By Katherine Simunkovic of Canada’s Aviation Hall of Fame -
Neil J Armstrong, BASc, was born in Alvinston, Ontario on April 15, 1920. After school he joined the Royal Canadian Mounted Police (RCMP) where he served in Ontario and Saskatchewan and was one of the first officers to serve in Dauphin, Manitoba. In 1943 he joined the Royal Canadian Air Force (RCAF) and graduated as a commissioned officer and pilot and went on to instruct for two years, after which he retired to pursue a degree in engineering.

Graduating with a double major in geology and geophysics, Armstrong went on to become the first known helicopter pilot/geologist in North America. Working with the Geological Survey of Canada, over a two-year period they mapped more than 100,000 square miles (260,000 km2) on a scale of one inch to eight miles, in the Barren Lands of Northern Canada. During this time Armstrong accomplished another first as he made the first helicopter contact with the Barren Lands Inuit who had never seen a helicopter before and referred to it as an ‘unfinished aircraft’.

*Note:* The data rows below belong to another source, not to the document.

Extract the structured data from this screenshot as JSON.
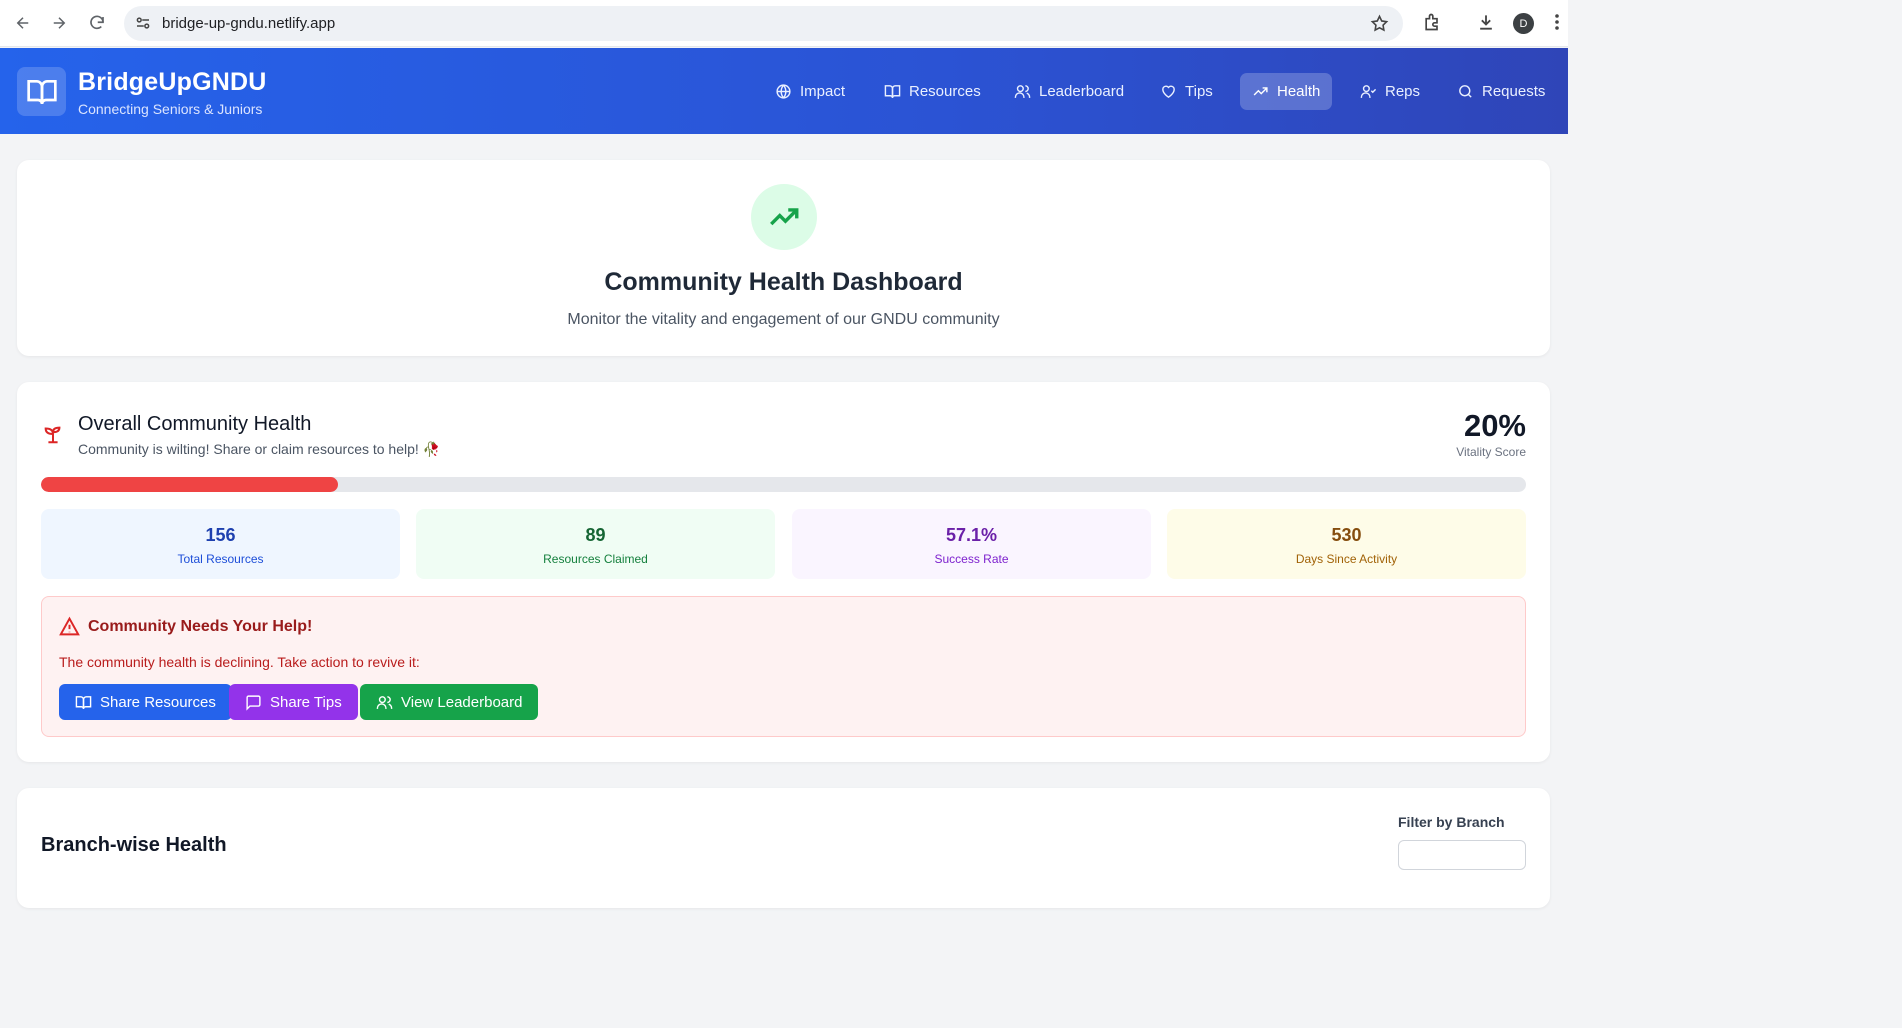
{
  "browser": {
    "url": "bridge-up-gndu.netlify.app",
    "avatar_letter": "D"
  },
  "header": {
    "brand_title": "BridgeUpGNDU",
    "brand_subtitle": "Connecting Seniors & Juniors",
    "nav": [
      {
        "label": "Impact",
        "icon": "globe-icon"
      },
      {
        "label": "Resources",
        "icon": "book-icon"
      },
      {
        "label": "Leaderboard",
        "icon": "users-icon"
      },
      {
        "label": "Tips",
        "icon": "heart-icon"
      },
      {
        "label": "Health",
        "icon": "trending-up-icon",
        "active": true
      },
      {
        "label": "Reps",
        "icon": "user-check-icon"
      },
      {
        "label": "Requests",
        "icon": "search-icon"
      }
    ]
  },
  "hero": {
    "title": "Community Health Dashboard",
    "subtitle": "Monitor the vitality and engagement of our GNDU community"
  },
  "health": {
    "title": "Overall Community Health",
    "subtitle": "Community is wilting! Share or claim resources to help! 🥀",
    "vitality_score": "20%",
    "vitality_label": "Vitality Score",
    "vitality_fraction": 0.2,
    "bar_color": "#ef4444",
    "stats": [
      {
        "value": "156",
        "label": "Total Resources",
        "color": "blue"
      },
      {
        "value": "89",
        "label": "Resources Claimed",
        "color": "green"
      },
      {
        "value": "57.1%",
        "label": "Success Rate",
        "color": "purple"
      },
      {
        "value": "530",
        "label": "Days Since Activity",
        "color": "yellow"
      }
    ],
    "alert": {
      "title": "Community Needs Your Help!",
      "text": "The community health is declining. Take action to revive it:",
      "buttons": [
        {
          "label": "Share Resources",
          "color": "#2563eb",
          "icon": "book-icon"
        },
        {
          "label": "Share Tips",
          "color": "#9333ea",
          "icon": "message-square-icon"
        },
        {
          "label": "View Leaderboard",
          "color": "#16a34a",
          "icon": "users-icon"
        }
      ]
    }
  },
  "branch": {
    "title": "Branch-wise Health",
    "filter_label": "Filter by Branch"
  }
}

In 1955 he became the manager of a Spartan subsidy, Aerophysics Ltd, specializing in airborne electronic surveys. While in this position Armstrong pioneered the two-phase electromagnetic system for detecting mineral conductors in the earth. Initially installed in Avro Ansons, the technology was later adapted for use in helicopters.
With his combined knowledge of airborne devices and engineering he developed and patented a helicopter hover-sight, now used worldwide as a cost-saving shortcut in airborne surveying. This system cut to a fraction the man-hours required for surveying and eliminated the need for costly towers which were normally built to obtain line-of-sight over the trees. Success in surveying would bring Armstrong out to Argentina next where he was hired to head a team to survey the Province of Mendoza from the air, using a Cessna 310.

In 1969 Armstrong became a founding partner and President of Liftair International Ltd, a helicopter service based in Calgary, Alberta. He served as chairman of the Helicopter Committee of the Calgary Transportation and Development Authority.
Throughout his life, Neil J Armstrong has been a strong advocate and supporter of general aviation and encouraged others to complete their pilot training and enjoy the freedom of flight. In 1964 he was elected to the Canadian Owners and Pilots Association as President, a position he held for three years. Neil J Armstrong was inducted into Canada’s Aviation Hall of Fame in 1974 at the inaugural Induction Ceremony. He passed away on November 23, 1994, in a crash of a de Havilland Twin Otter in Antarctica, along with his son, Captain Corcoran Armstrong and two others.